The call for lawmakers to immediately open Medicare enrollment has been issued by other progressive voices as well. As Common Dreams reported earlier Tuesday, Public Citizen and others have said opening the program to the recently unemployed is the easiest and quickest way to provide coverage to those who need it.

"With millions of people losing their jobs because of a pandemic, it's both crazy and immoral for them to be stripped of health insurance," said Robert Weissman, president of Public Citizen. "If we had a Medicare for All system, this kind of problem wouldn't occur. But we can't wait to win Medicare for All. The solution to this immediate problem is to enroll all unemployed people in Medicare."

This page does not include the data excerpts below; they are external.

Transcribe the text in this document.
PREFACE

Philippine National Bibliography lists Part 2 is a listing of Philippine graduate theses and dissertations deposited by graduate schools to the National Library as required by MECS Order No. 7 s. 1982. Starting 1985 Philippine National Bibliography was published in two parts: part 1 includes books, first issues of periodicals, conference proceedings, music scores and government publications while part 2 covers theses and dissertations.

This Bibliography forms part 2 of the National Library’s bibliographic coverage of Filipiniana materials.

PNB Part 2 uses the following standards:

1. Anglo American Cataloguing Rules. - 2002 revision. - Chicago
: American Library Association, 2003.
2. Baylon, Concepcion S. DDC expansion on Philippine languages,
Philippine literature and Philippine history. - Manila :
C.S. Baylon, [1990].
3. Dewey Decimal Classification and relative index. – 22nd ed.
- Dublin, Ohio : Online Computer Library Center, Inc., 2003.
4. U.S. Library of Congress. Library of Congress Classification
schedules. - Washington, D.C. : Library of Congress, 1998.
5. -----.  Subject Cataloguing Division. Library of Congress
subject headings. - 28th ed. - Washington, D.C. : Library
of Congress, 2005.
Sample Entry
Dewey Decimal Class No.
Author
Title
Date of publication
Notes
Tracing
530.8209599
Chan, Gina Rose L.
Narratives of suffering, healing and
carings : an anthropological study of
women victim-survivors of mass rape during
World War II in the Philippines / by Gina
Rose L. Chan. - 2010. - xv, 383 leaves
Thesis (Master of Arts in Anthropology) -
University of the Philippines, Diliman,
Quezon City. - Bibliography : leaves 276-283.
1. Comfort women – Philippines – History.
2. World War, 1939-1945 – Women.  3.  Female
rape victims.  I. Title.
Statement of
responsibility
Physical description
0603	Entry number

While expanding Medicare for the out-of-work and uninsured would be a short-term way to stem the pain for millions, advocates for Medicare for All--including Himmelstein and Woolhandler--say that the coronavirus may finally be the catastrophe that wakes the nation up to the need for a permanent solution to its healthcare woes and the unsustainable and inhumane design of the current for-profit system.

"A decade ago," the two researchers concluded in their report, "Victor Fuchs forecasted that 'National health insurance will probably come to the United States after a major change in the political climate--the kind of change that often accompanies a war, a depression, or large-scale civil unrest.' Such a major change may be upon us."